Anja Matthes: NYC Protest #BlackLivesMatter

Anja Matthes: NYC Protest #BlackLivesMatter

Photographer Anja Matthes has been joining the protests currently happening in New York City.

The protesters walked from Bryant Park uptown on 5th Ave and turned west before reaching the Trump Tower, where police behind barricades could be seen ahead. Speakers who carried a home loudspeaker guided the growing group organically, weaving at a steady pace towards the west side, avoiding any police roadblocks. I’m struck by how incredible young this protest movement is, very mixed in races. Lots of conflict could have been avoided if these peaceful protesters would have met peaceful police. 

The group chanted and shouted: “Say his name, George Floyd. Say her name, Breonna Taylor” to “NYPD suck my Dick”

The march was long and spirits high. During moments of silence along the way, the protesters kneeled several times before arriving at the downtown Manhattan courts. On the old building’s steps framed inside its pillars, one of the young speakers mentioned that other protesters from Brooklyn were stopped from joining the Manhattan march. Before marchers stepped onto a crowded Brooklyn Bridge, they chanted, “Peaceful Protest!” One of the peakers screamed into the mic: “Repeat after me! This is a peaceful protest! We will not invite violence and/or provocations towards the cops [and will] hold each other accountable for everyone’s actions. Stop and intervene when you see looting, this is a peaceful protest!”

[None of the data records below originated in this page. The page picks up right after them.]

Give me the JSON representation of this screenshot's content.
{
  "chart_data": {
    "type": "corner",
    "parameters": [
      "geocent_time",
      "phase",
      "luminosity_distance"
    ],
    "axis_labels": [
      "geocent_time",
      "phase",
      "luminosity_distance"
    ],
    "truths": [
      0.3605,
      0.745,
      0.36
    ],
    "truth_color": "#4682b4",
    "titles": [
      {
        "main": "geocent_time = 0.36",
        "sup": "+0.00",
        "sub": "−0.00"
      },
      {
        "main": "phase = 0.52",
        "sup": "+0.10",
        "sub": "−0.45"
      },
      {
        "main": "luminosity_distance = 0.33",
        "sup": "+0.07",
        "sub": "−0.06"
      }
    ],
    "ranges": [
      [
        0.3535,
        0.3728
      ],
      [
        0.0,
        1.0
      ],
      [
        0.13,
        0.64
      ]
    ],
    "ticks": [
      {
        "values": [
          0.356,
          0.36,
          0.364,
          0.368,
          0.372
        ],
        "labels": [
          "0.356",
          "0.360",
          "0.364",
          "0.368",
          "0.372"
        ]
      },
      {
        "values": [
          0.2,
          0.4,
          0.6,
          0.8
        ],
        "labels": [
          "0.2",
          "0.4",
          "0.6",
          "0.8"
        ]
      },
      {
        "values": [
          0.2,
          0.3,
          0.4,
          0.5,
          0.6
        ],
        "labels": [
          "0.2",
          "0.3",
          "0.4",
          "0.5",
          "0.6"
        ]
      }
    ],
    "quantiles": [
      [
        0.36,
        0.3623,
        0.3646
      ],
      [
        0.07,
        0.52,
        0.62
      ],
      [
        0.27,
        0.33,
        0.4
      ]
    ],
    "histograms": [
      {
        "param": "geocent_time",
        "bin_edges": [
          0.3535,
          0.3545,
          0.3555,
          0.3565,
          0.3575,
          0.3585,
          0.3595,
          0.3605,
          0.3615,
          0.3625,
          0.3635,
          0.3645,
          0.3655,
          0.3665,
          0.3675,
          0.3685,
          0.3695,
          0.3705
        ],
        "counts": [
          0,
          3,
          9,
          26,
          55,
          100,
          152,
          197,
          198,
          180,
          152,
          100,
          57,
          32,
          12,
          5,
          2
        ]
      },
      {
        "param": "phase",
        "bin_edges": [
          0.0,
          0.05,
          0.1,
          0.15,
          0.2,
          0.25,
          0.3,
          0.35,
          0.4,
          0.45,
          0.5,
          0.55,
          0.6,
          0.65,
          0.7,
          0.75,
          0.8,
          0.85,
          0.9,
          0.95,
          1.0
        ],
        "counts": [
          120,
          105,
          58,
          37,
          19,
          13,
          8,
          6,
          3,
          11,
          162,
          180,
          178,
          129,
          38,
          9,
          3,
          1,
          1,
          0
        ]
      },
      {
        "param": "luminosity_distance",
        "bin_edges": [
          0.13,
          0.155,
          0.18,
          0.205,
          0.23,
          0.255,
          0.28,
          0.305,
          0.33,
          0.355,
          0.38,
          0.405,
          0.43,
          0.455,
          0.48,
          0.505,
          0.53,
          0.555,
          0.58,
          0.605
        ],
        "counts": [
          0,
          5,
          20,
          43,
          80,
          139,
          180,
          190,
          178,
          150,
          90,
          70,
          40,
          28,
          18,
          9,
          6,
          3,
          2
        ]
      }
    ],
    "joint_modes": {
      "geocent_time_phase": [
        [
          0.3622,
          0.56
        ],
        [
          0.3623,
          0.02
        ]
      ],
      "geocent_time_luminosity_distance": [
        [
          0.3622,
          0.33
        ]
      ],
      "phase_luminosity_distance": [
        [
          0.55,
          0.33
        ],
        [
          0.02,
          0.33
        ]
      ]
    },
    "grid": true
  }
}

Some people jumped onto the street running alongside the pedestrian path, stopping the traffic towards Brooklyn. A young woman standing in the middle of the highway held up her protest sign with dozens of cars lined up behind her waiting.

It was dark when the protesters reach the Barclays center on the other side of the bridge in Brooklyn . Three silhouettes of cops standing looking down on us seemed intimidating.

I have never seen so many cops in riot gear.

Anja Matthes is an award-winning documentary photographer, videographer, and visual storyteller based in New York City. Over the past seven years, Matthes has focused her personal work on LGBTQ youth of color. Anja has exhibited projects about the Kiki Ballroom scene at Rayko Gallery and SF CameraWorks. In 2016, Anja received the International Women in Journalism (IWMF) grant for her long-term project about the Kiki scene. With the support of IWMF, Housing Works and Open Source Gallery, Matthes produced and distributed the Kiki Yearbook to members of the Kiki scene. The book was introduced into the Schomburg Center for Research in Black Culture archive and the project was featured in W Magazine. In 2019 her work with the Kiki scene was also featured in The Atlantic and The New Yorker. Matthes won the Pride Photo Award 2019 and in February, she received an HMI Honors Award for her work with the Kiki youth.